Ubatuba: conclusão da restauração do antigo presídio da Ilha Anchieta é adiada para 2026
A cerca de 8 quilômetros do continente e 213 quilômetros da capital paulista, a Ilha Anchieta, em Ubatuba, no Litoral Norte de São Paulo, abriga as ruínas de um antigo presídio que entrou para a história como cenário de uma das maiores rebeliões do sistema prisional brasileiro.
Desativado oficialmente em 1955, o presídio da Ilha Anchieta passa por um processo de restauração há mais de um ano. O local foi palco da segunda maior rebelião já registrada no país, ficando atrás apenas do episódio do Carandiru, ocorrido em 1992.

Prazo estendido e nova previsão de entrega
A Fundação Florestal, responsável pelas intervenções, confirmou a prorrogação do prazo para a conclusão das obras. Inicialmente prevista para junho deste ano, a entrega foi adiada para 2026, com previsão atual para abril.
Segundo o órgão, o atraso ocorreu após a identificação de instabilidade nas paredes das ruínas, o que exigiu reforço nas fundações e adequações estruturais para garantir a contenção e preservação do conjunto histórico. A expectativa é que os serviços mais críticos sejam concluídos nos próximos meses.

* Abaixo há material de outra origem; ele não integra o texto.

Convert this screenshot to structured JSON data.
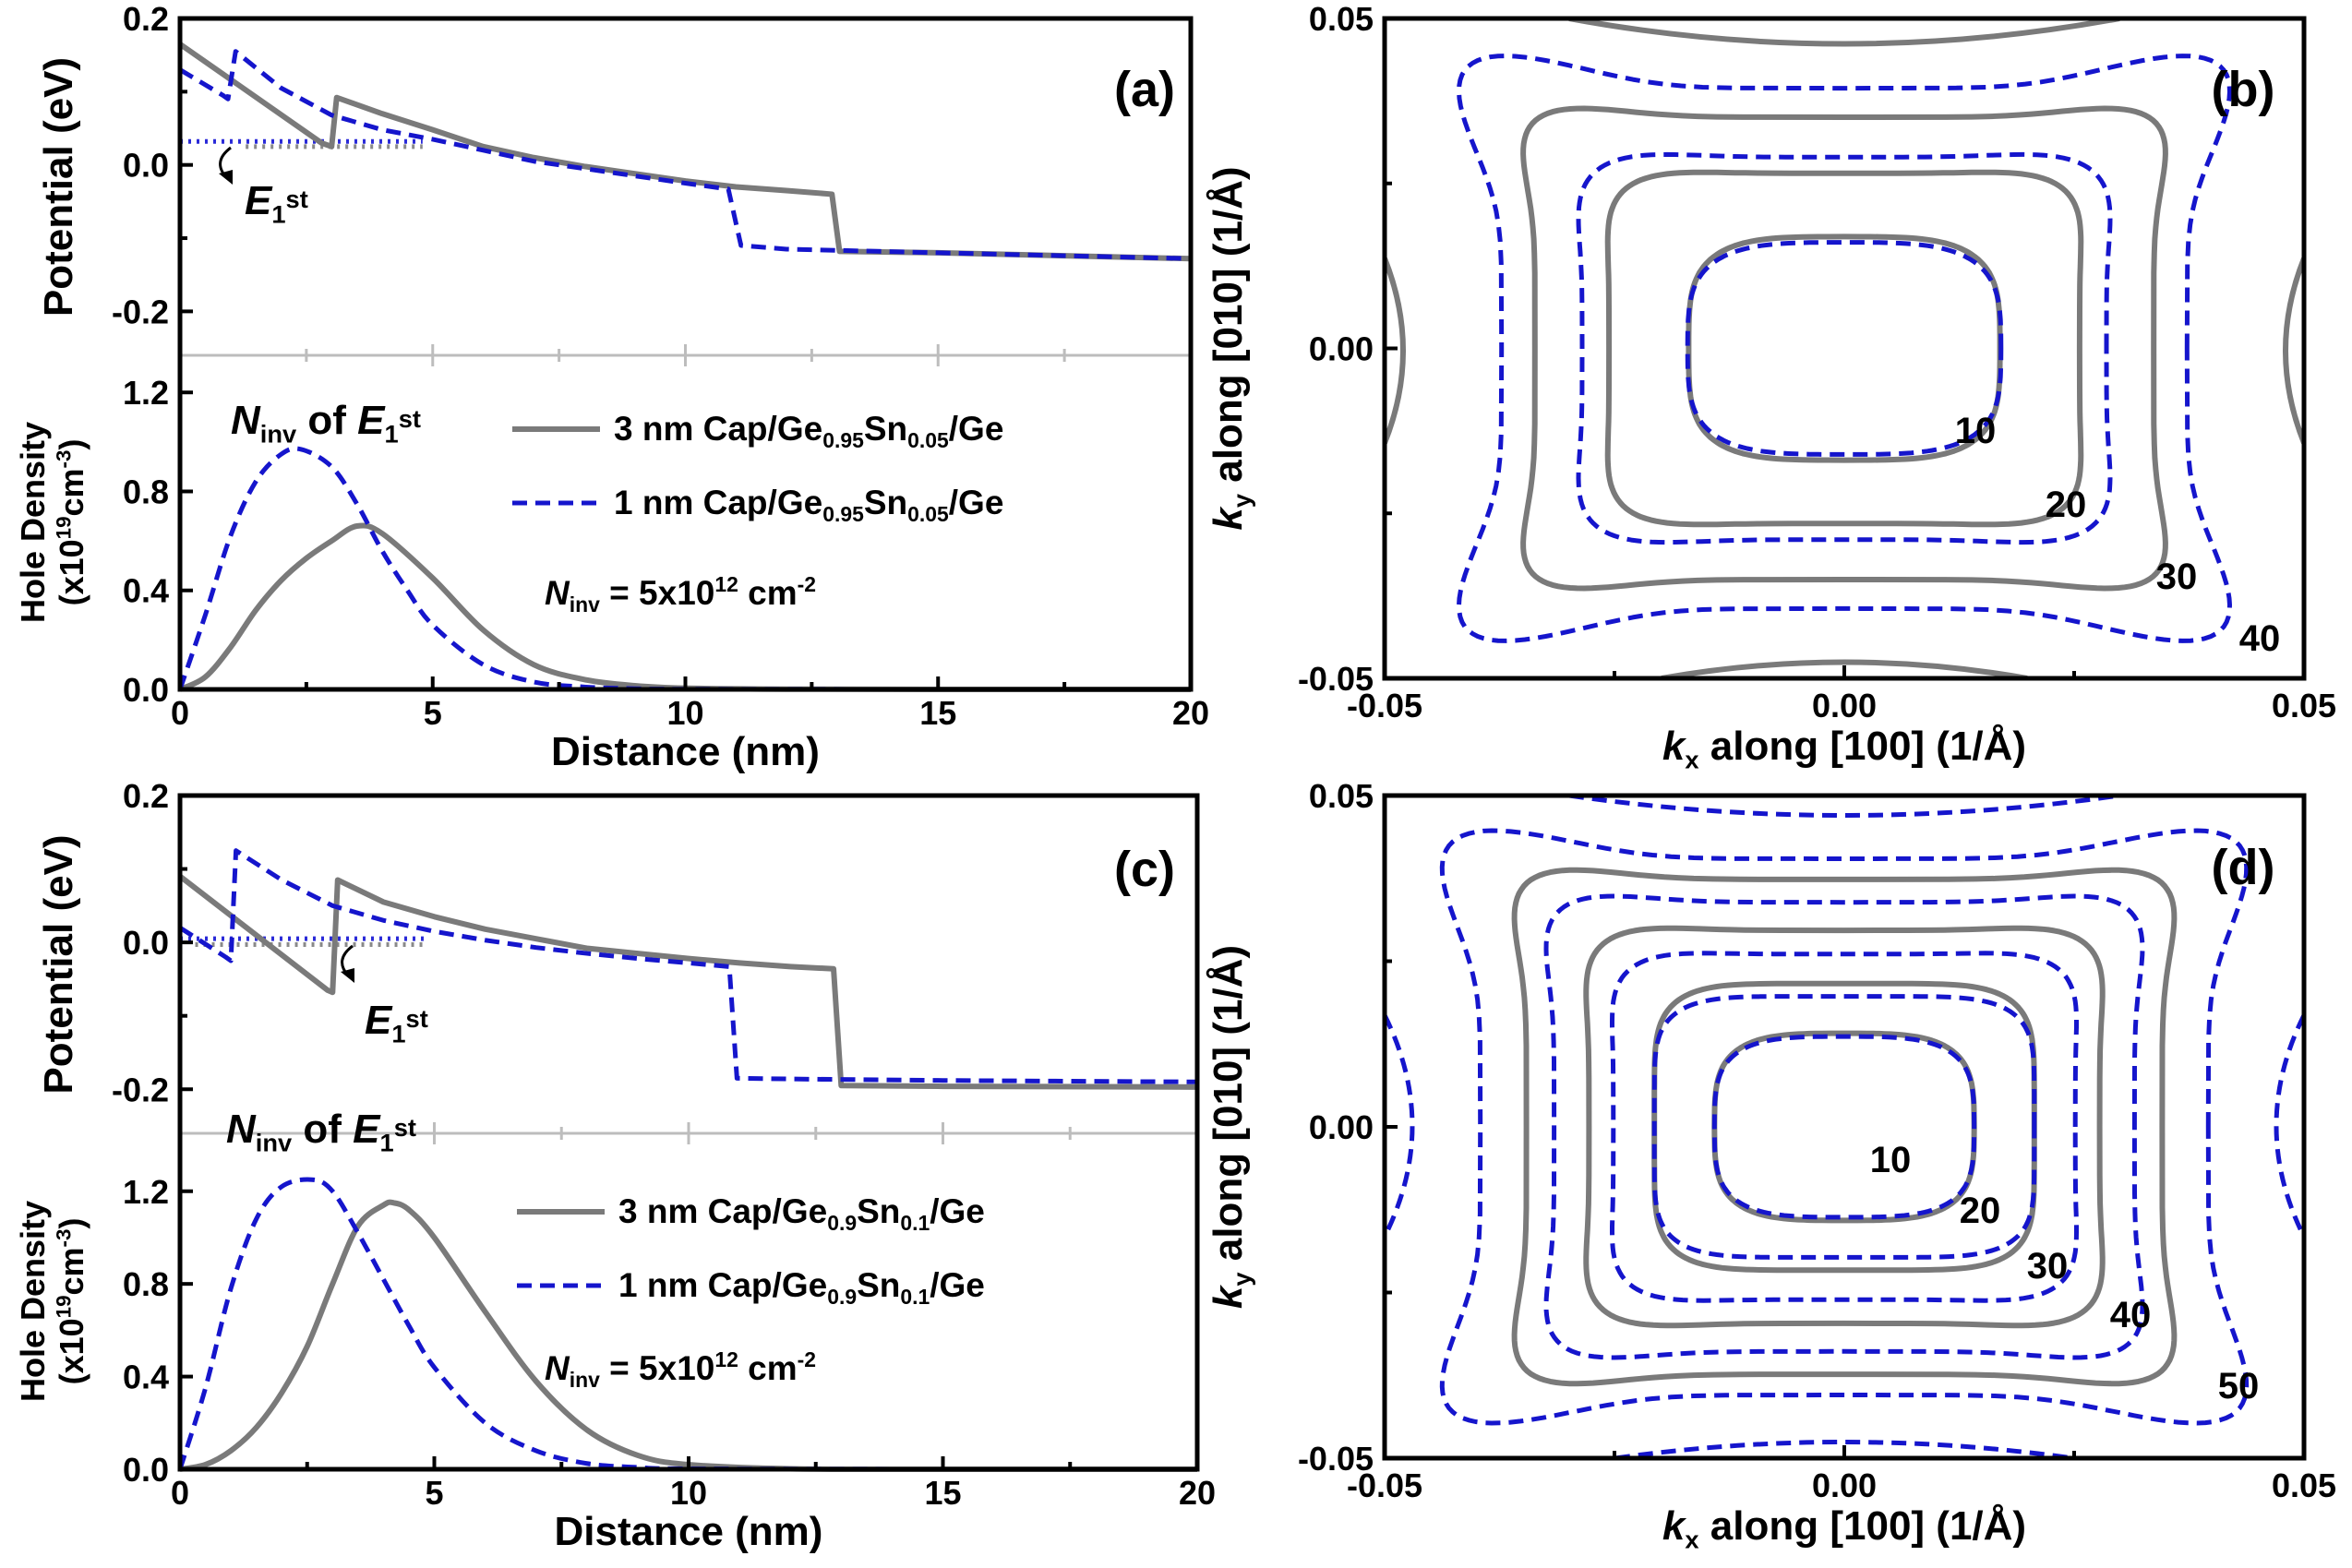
{
  "colors": {
    "gray_line": "#7a7a7a",
    "blue_line": "#1515cc",
    "axis": "#000000",
    "separator": "#bdbdbd"
  },
  "chart_data": [
    {
      "panel": "(a)",
      "type": "line",
      "upper": {
        "ylabel": "Potential (eV)",
        "ylim": [
          -0.26,
          0.2
        ],
        "yticks": [
          "0.2",
          "0.0",
          "-0.2"
        ],
        "series": [
          {
            "name": "3 nm Cap/Ge0.95Sn0.05/Ge",
            "style": "solid-gray",
            "x": [
              0,
              2.8,
              3.0,
              3.1,
              4,
              5,
              6,
              7,
              8,
              9,
              10,
              11,
              12,
              12.9,
              13.05,
              15,
              20
            ],
            "y": [
              0.165,
              0.03,
              0.025,
              0.092,
              0.07,
              0.048,
              0.025,
              0.01,
              -0.002,
              -0.012,
              -0.022,
              -0.03,
              -0.035,
              -0.04,
              -0.118,
              -0.12,
              -0.128
            ]
          },
          {
            "name": "1 nm Cap/Ge0.95Sn0.05/Ge",
            "style": "dashed-blue",
            "x": [
              0,
              0.85,
              0.95,
              1.1,
              2,
              3,
              4,
              5,
              6,
              7,
              8,
              9,
              10,
              10.85,
              11.1,
              12,
              15,
              20
            ],
            "y": [
              0.13,
              0.095,
              0.09,
              0.155,
              0.105,
              0.068,
              0.048,
              0.035,
              0.02,
              0.005,
              -0.005,
              -0.015,
              -0.025,
              -0.033,
              -0.11,
              -0.115,
              -0.12,
              -0.128
            ]
          }
        ],
        "levels": [
          {
            "name": "E1st 1 nm",
            "y": 0.032,
            "x": [
              0,
              4.8
            ],
            "style": "dotted-blue"
          },
          {
            "name": "E1st 3 nm",
            "y": 0.025,
            "x": [
              1.3,
              4.8
            ],
            "style": "dotted-gray"
          }
        ],
        "annotation": {
          "text": "E",
          "subscript": "1",
          "superscript": "st"
        }
      },
      "lower": {
        "ylabel": "Hole Density",
        "ylabel2": "(x10",
        "ylabel2_sup": "19",
        "ylabel2_rest": "cm",
        "ylabel2_unit_sup": "-3",
        "ylabel2_close": ")",
        "ylim": [
          0,
          1.35
        ],
        "yticks": [
          "0.0",
          "0.4",
          "0.8",
          "1.2"
        ],
        "series": [
          {
            "name": "3 nm Cap/Ge0.95Sn0.05/Ge",
            "x": [
              0,
              0.5,
              1,
              1.5,
              2,
              2.5,
              3,
              3.5,
              4,
              5,
              6,
              7,
              8,
              9,
              10,
              12,
              15,
              20
            ],
            "y": [
              0,
              0.05,
              0.17,
              0.32,
              0.44,
              0.53,
              0.6,
              0.66,
              0.63,
              0.45,
              0.24,
              0.1,
              0.04,
              0.015,
              0.005,
              0.001,
              0,
              0
            ]
          },
          {
            "name": "1 nm Cap/Ge0.95Sn0.05/Ge",
            "x": [
              0,
              0.5,
              1,
              1.5,
              2,
              2.4,
              3,
              3.5,
              4,
              4.5,
              5,
              6,
              7,
              8,
              9,
              10,
              15,
              20
            ],
            "y": [
              0,
              0.3,
              0.62,
              0.84,
              0.95,
              0.97,
              0.9,
              0.75,
              0.56,
              0.4,
              0.26,
              0.1,
              0.03,
              0.01,
              0.003,
              0.001,
              0,
              0
            ]
          }
        ]
      },
      "xlabel": "Distance (nm)",
      "xticks": [
        "0",
        "5",
        "10",
        "15",
        "20"
      ],
      "xlim": [
        0,
        20
      ],
      "ninv_label": {
        "N": "N",
        "sub": "inv",
        "of": "of",
        "E": "E",
        "E_sub": "1",
        "E_sup": "st"
      },
      "legend": [
        {
          "pre": "3 nm Cap/Ge",
          "s1": "0.95",
          "mid": "Sn",
          "s2": "0.05",
          "post": "/Ge"
        },
        {
          "pre": "1 nm Cap/Ge",
          "s1": "0.95",
          "mid": "Sn",
          "s2": "0.05",
          "post": "/Ge"
        }
      ],
      "ninv_value": {
        "N": "N",
        "sub": "inv",
        "eq": " = 5x10",
        "exp": "12",
        "unit": " cm",
        "unit_exp": "-2"
      }
    },
    {
      "panel": "(b)",
      "type": "contour",
      "xlabel": {
        "k": "k",
        "sub": "x",
        "rest": " along [100] (1/Å)"
      },
      "ylabel": {
        "k": "k",
        "sub": "y",
        "rest": " along [010] (1/Å)"
      },
      "xlim": [
        -0.05,
        0.05
      ],
      "ylim": [
        -0.05,
        0.05
      ],
      "xticks": [
        "-0.05",
        "0.00",
        "0.05"
      ],
      "yticks": [
        "0.05",
        "0.00",
        "-0.05"
      ],
      "contour_labels": [
        "10",
        "20",
        "30",
        "40"
      ],
      "gray_contours": [
        {
          "a": 0.0175,
          "b": 0.0175,
          "n": 3.0,
          "w": 0.05
        },
        {
          "a": 0.027,
          "b": 0.028,
          "n": 4.5,
          "w": 0.08
        },
        {
          "a": 0.0365,
          "b": 0.038,
          "n": 6,
          "w": 0.12
        }
      ],
      "blue_contours": [
        {
          "a": 0.0175,
          "b": 0.0165,
          "n": 3.0,
          "w": 0.04
        },
        {
          "a": 0.0305,
          "b": 0.031,
          "n": 4.5,
          "w": 0.1
        },
        {
          "a": 0.0435,
          "b": 0.046,
          "n": 6,
          "w": 0.22
        }
      ]
    },
    {
      "panel": "(c)",
      "type": "line",
      "upper": {
        "ylabel": "Potential (eV)",
        "ylim": [
          -0.26,
          0.2
        ],
        "yticks": [
          "0.2",
          "0.0",
          "-0.2"
        ],
        "series": [
          {
            "name": "3 nm Cap/Ge0.9Sn0.1/Ge",
            "style": "solid-gray",
            "x": [
              0,
              2.9,
              3.0,
              3.1,
              4,
              5,
              6,
              7,
              8,
              9,
              10,
              11,
              12,
              12.85,
              13.0,
              15,
              20
            ],
            "y": [
              0.09,
              -0.065,
              -0.068,
              0.085,
              0.055,
              0.035,
              0.018,
              0.005,
              -0.008,
              -0.015,
              -0.022,
              -0.028,
              -0.033,
              -0.036,
              -0.195,
              -0.196,
              -0.197
            ]
          },
          {
            "name": "1 nm Cap/Ge0.9Sn0.1/Ge",
            "style": "dashed-blue",
            "x": [
              0,
              0.9,
              1.0,
              1.1,
              2,
              3,
              4,
              5,
              6,
              7,
              8,
              9,
              10,
              10.8,
              10.95,
              12,
              15,
              20
            ],
            "y": [
              0.02,
              -0.02,
              -0.025,
              0.125,
              0.085,
              0.05,
              0.03,
              0.015,
              0.003,
              -0.007,
              -0.015,
              -0.022,
              -0.028,
              -0.033,
              -0.185,
              -0.186,
              -0.188,
              -0.19
            ]
          }
        ],
        "levels": [
          {
            "name": "E1st 1 nm",
            "y": 0.005,
            "x": [
              0,
              4.8
            ],
            "style": "dotted-blue"
          },
          {
            "name": "E1st 3 nm",
            "y": -0.003,
            "x": [
              0.3,
              4.8
            ],
            "style": "dotted-gray"
          }
        ],
        "annotation": {
          "text": "E",
          "subscript": "1",
          "superscript": "st"
        }
      },
      "lower": {
        "ylabel": "Hole Density",
        "ylabel2": "(x10",
        "ylabel2_sup": "19",
        "ylabel2_rest": "cm",
        "ylabel2_unit_sup": "-3",
        "ylabel2_close": ")",
        "ylim": [
          0,
          1.45
        ],
        "yticks": [
          "0.0",
          "0.4",
          "0.8",
          "1.2"
        ],
        "series": [
          {
            "name": "3 nm Cap/Ge0.9Sn0.1/Ge",
            "x": [
              0,
              0.5,
              1,
              1.5,
              2,
              2.5,
              3,
              3.5,
              4,
              4.2,
              4.5,
              5,
              6,
              7,
              8,
              9,
              10,
              12,
              15,
              20
            ],
            "y": [
              0,
              0.02,
              0.08,
              0.18,
              0.33,
              0.53,
              0.8,
              1.05,
              1.14,
              1.15,
              1.12,
              1.0,
              0.68,
              0.38,
              0.17,
              0.06,
              0.02,
              0.002,
              0,
              0
            ]
          },
          {
            "name": "1 nm Cap/Ge0.9Sn0.1/Ge",
            "x": [
              0,
              0.5,
              1,
              1.5,
              2,
              2.6,
              3,
              3.5,
              4,
              4.5,
              5,
              6,
              7,
              8,
              9,
              10,
              15,
              20
            ],
            "y": [
              0,
              0.35,
              0.78,
              1.08,
              1.22,
              1.25,
              1.2,
              1.02,
              0.82,
              0.62,
              0.44,
              0.2,
              0.08,
              0.025,
              0.008,
              0.002,
              0,
              0
            ]
          }
        ]
      },
      "xlabel": "Distance (nm)",
      "xticks": [
        "0",
        "5",
        "10",
        "15",
        "20"
      ],
      "xlim": [
        0,
        20
      ],
      "ninv_label": {
        "N": "N",
        "sub": "inv",
        "of": "of",
        "E": "E",
        "E_sub": "1",
        "E_sup": "st"
      },
      "legend": [
        {
          "pre": "3 nm Cap/Ge",
          "s1": "0.9",
          "mid": "Sn",
          "s2": "0.1",
          "post": "/Ge"
        },
        {
          "pre": "1 nm Cap/Ge",
          "s1": "0.9",
          "mid": "Sn",
          "s2": "0.1",
          "post": "/Ge"
        }
      ],
      "ninv_value": {
        "N": "N",
        "sub": "inv",
        "eq": " = 5x10",
        "exp": "12",
        "unit": " cm",
        "unit_exp": "-2"
      }
    },
    {
      "panel": "(d)",
      "type": "contour",
      "xlabel": {
        "k": "k",
        "sub": "x",
        "rest": " along [100] (1/Å)"
      },
      "ylabel": {
        "k": "k",
        "sub": "y",
        "rest": " along [010] (1/Å)"
      },
      "xlim": [
        -0.05,
        0.05
      ],
      "ylim": [
        -0.05,
        0.05
      ],
      "xticks": [
        "-0.05",
        "0.00",
        "0.05"
      ],
      "yticks": [
        "0.05",
        "0.00",
        "-0.05"
      ],
      "contour_labels": [
        "10",
        "20",
        "30",
        "40",
        "50"
      ],
      "gray_contours": [
        {
          "a": 0.0145,
          "b": 0.0145,
          "n": 3.0,
          "w": 0.04
        },
        {
          "a": 0.0215,
          "b": 0.0225,
          "n": 3.8,
          "w": 0.06
        },
        {
          "a": 0.0295,
          "b": 0.0315,
          "n": 4.8,
          "w": 0.09
        },
        {
          "a": 0.0375,
          "b": 0.0405,
          "n": 6,
          "w": 0.12
        }
      ],
      "blue_contours": [
        {
          "a": 0.0145,
          "b": 0.014,
          "n": 3.0,
          "w": 0.04
        },
        {
          "a": 0.0215,
          "b": 0.0205,
          "n": 3.8,
          "w": 0.06
        },
        {
          "a": 0.0265,
          "b": 0.0275,
          "n": 4.5,
          "w": 0.08
        },
        {
          "a": 0.034,
          "b": 0.0365,
          "n": 5.5,
          "w": 0.11
        },
        {
          "a": 0.0455,
          "b": 0.0465,
          "n": 6,
          "w": 0.2
        }
      ]
    }
  ]
}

Custo da obra aumenta mais de 50%
Além do impacto no cronograma, os problemas estruturais elevaram significativamente o valor da restauração. O investimento estadual, que era estimado em R$ 4,282 milhões, passou para R$ 6,469 milhões, um aumento de 51%, conforme informado pela Fundação Florestal.
Até o início deste ano, a Secretaria de Meio Ambiente, Infraestrutura e Logística (Semil) informou que já haviam sido realizados estudos técnicos, projetos executivos, limpeza e recuperação das estruturas, além da implantação de escoramentos provisórios e reforços estruturais necessários.
Visitação à Ilha Anchieta
A Ilha Anchieta segue aberta à visitação, com cobrança de ingresso no parque. A taxa é de R$ 19 para brasileiros, R$ 28 para estrangeiros do Mercosul e R$ 37 para demais estrangeiros.
A rebelião que marcou a história
O episódio mais emblemático do antigo presídio ocorreu em 1952, quando a unidade registrou uma das maiores rebeliões carcerárias do Brasil. Na ocasião, 129 detentos fugiram da ilha.
A segurança do presídio era realizada por 49 militares da então Força Pública, lotados no Destacamento 314, subordinado ao 5º Batalhão de Caçadores de Taubaté — atual 5º Batalhão da Polícia Militar. Além deles, 22 guardas de presídio atuavam na vigilância interna, mas sem autorização para portar armas de fogo.
Relatos históricos apontam que, além do isolamento, do clima quente e úmido, havia denúncias de torturas praticadas contra os detentos pela administração da unidade.
Como a fuga começou
Na manhã de 20 de junho de 1952, durante uma atividade externa de corte e transporte de lenha, um detento conseguiu desarmar um soldado que fazia a escolta do grupo. O ato deu início ao motim, que rapidamente se espalhou pelo presídio.
Os presos retornaram à unidade passando pela vila militar, surpreenderam o quartel despreparado e atacaram os guardas com pedaços de madeira. As celas foram abertas, e os detentos se espalharam pela ilha.
Os comandantes do presídio se refugiaram na casa do diretor, Fausto Sadi Ferreira, mas acabaram rendidos por um grupo liderado por João Pereira Lima. Durante o motim, mulheres e crianças da vila militar foram escoltadas pelos próprios presos e mantidas sob custódia até o fim da rebelião.
Mortos, fuga e recapturas
Os fugitivos abriram caminho até a praia e embarcaram na lancha Ubatubinha, que fazia o transporte semanal de mantimentos. A embarcação, projetada para 40 pessoas, deixou a ilha com 60 fugitivos.
De acordo com o Inquérito Policial, a rebelião resultou em 25 mortos, sendo 15 detentos e 10 agentes estatais. Dos 129 fugitivos, 108 foram recapturados, enquanto seis presos foram oficialmente considerados desaparecidos.